Von Ursula Welter | 02.07.2013
    Was in Deutschland die Energiewende ist, ist in Frankreich die "Transition énergétique".

    "Beiden Projekten ist gemeinsam, dass wir bis zum Jahre 2015 einen Anteil von etwa 50 Prozent erneuerbaren Energien in unseren Ländern anstreben","

    betont Bundesumweltminister Peter Altmaier. In der französischen Lesart der Zahlen heißt das aber keineswegs "Ausstieg aus der Atomenergie". Sondern Reduktion des Anteils der Kernenergie an der Stromerzeugung von heute 75 Prozent auf 50 Prozent – bis 2025 soll der Energiemix in Frankreich mehr erneuerbare Energien enthalten als heute.

    Vorgesehen ist, das Regelwerk für die Errichtung von Windkraftanlagen und die Einspeisevergütungen zu entschlacken, die Fotovoltaik zu fördern, die Offshore-Windkraft weiter auszubauen und die Alt- und Neubauten zu sanieren – in puncto Wärmedämmung gibt es in Frankreichs Gebäudepark großen Nachholbedarf.

    Staatspräsident Francois Hollande hat die Energiewende zur Priorität erklärt, und damit wirbt nun das französische Umweltministerium. Unter Leitung der Sozialistin Delphine Batho finden seit Monaten Debatten in den Regionen und mit den verschiedenen Gesellschaftsgruppen statt, Gewerkschaften, Arbeitgeberverbände, Parlament und Nichtregierungsorganisationen sind eingebunden, und …
    ""seit Beginn der Debatte über die Energiewende wollten wir, dass die Bürger im Zentrum stehen","

    sagt Ministerin Batho. Noch in diesem Sommer sollen die Ergebnisse der landesweiten Diskussionen in konkrete Gesetzgebungsvorschläge münden.

    Während die Sozialisten ihre "Energiewende" als Meilenstein feiern, ist der grüne Bündnispartner zunehmend aufgebracht. Die Grünen in Frankreich stellen zwei Minister im Kabinett, aber eben nicht den Umweltminister. In einem Inernetchat der Zeitung "Le Monde" sagte der Chef der Grünen-Fraktion im Senat, Jean-Vincent Placé, das sei ein Fehler. Und mehr noch: Francois Hollande habe sich von seinen umweltpolitischen Wahlzusagen weit entfernt.

    Immer lauter werden die Stimmen, die einen Rückzug der Grünen aus dem Regierungsbündnis mit den Sozialisten fordern. Ab heute wird im Parlament das Budget 2014 debattiert, die Mittel des Umweltressorts sollen um sieben Prozent gekappt werden – das sorgt für weiteren Sprengstoff im Regierungslager.
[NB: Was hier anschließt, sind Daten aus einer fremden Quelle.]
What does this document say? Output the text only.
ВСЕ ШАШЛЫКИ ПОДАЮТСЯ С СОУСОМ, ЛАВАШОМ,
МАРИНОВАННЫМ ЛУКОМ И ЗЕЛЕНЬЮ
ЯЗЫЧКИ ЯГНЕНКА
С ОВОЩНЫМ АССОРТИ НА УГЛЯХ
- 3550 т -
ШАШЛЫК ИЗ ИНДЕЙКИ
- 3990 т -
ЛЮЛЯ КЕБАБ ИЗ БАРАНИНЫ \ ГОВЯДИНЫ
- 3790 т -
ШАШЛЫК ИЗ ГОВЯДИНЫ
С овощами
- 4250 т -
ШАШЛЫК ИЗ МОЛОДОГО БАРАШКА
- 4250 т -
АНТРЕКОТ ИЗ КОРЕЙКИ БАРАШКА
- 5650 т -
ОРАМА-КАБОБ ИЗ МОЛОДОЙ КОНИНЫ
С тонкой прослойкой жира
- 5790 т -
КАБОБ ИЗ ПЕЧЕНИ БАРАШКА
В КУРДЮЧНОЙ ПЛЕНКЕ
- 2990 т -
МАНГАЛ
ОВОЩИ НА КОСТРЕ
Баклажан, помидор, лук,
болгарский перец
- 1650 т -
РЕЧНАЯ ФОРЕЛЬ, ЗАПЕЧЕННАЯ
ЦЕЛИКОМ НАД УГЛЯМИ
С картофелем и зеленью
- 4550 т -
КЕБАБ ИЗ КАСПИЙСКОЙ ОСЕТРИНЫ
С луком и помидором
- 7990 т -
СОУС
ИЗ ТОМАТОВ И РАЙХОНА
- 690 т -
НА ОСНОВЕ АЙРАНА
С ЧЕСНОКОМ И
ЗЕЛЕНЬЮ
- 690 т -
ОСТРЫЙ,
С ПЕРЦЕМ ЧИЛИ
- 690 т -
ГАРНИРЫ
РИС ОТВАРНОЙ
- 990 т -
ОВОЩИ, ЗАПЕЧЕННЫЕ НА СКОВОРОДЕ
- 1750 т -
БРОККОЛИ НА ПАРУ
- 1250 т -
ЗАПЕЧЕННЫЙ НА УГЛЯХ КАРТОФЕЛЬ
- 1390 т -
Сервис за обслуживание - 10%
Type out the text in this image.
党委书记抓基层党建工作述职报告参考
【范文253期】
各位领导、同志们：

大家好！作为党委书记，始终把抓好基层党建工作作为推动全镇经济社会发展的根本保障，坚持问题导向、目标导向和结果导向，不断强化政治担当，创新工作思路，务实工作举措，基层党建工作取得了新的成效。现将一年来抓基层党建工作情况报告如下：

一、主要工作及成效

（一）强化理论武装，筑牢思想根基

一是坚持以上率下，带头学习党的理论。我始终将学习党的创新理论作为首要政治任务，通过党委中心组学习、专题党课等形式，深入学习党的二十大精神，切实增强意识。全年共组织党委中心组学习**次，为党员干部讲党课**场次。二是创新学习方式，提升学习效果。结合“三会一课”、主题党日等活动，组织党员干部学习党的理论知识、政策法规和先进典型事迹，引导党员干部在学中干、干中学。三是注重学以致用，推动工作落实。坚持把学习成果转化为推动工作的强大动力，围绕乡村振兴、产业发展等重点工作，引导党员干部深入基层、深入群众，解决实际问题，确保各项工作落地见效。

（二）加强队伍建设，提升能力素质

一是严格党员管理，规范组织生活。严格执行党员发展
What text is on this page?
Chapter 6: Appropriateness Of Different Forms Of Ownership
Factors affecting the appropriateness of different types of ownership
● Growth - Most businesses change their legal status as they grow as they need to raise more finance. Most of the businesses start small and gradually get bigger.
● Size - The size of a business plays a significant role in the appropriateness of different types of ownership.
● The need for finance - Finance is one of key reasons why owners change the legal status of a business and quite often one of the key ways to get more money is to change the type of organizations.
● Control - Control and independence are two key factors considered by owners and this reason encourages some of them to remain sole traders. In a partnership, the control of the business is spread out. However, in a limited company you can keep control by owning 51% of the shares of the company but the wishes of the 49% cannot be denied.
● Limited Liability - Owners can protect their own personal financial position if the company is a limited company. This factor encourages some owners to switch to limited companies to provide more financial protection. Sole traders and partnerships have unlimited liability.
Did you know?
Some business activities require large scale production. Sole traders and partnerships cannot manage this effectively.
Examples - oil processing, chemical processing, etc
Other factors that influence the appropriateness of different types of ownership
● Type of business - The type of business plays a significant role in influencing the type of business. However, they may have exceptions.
    Die Gegner der Atomkraft treffen sich derweil regelmäßig auf den Plätzen von Paris, mal zu Solidaritätsbekundungen mit der Bevölkerung in Japan, mal, um gegen das geplante Endlager in Lothringen zu protestieren, eine Massenbewegung wissen sie allerdings nicht hinter sich. Der französische Atomkonsens ist nicht aufgekündigt, wenn auch eine Mehrheit der Franzosen nach Fukushima deutlich skeptischer geworden ist und auf lange Sicht einen Ausstieg mittragen würde.

    Höhere Strompreise seien allerdings schwer durchzusetzen, sagen auch die Sozialisten. Und um die Arbeitsplätze in der Atombranche kämpfen wiederum die Gewerkschaften erbittert, der Staatspräsident bekam zuletzt erneut Post aus Fessenheim – denn es ist beschlossen, das älteste Kernkraftwerk des Landes bis Ende 2016 vom Netz zu nehmen.

    Dass die Sozialisten im Gegenzug am Bau der Druckwasserreaktoren von Flamanville festhalten, erzürnt wiederum die Grünen im Regierungsbündnis wie auch das eindeutige Bekenntnis der sozialistischen Umweltministerin Batho für das atomare Endlager in Lothringen.

    So trifft der deutsche Umweltminister heute auf eine gespaltene Umweltszene in Frankreich, eine Gelegenheit mehr zu beobachten, dass "deutsche Energiewende" und französische "Transition énérgetique" zweierlei Dinge sind.

    Dennoch ist Peter Altmaier zuversichtlich:

    ""Wir glauben, dass es eines der wichtigsten und erfolgreichsten Projekte der deutsch-französischen Zusammenarbeit werden kann."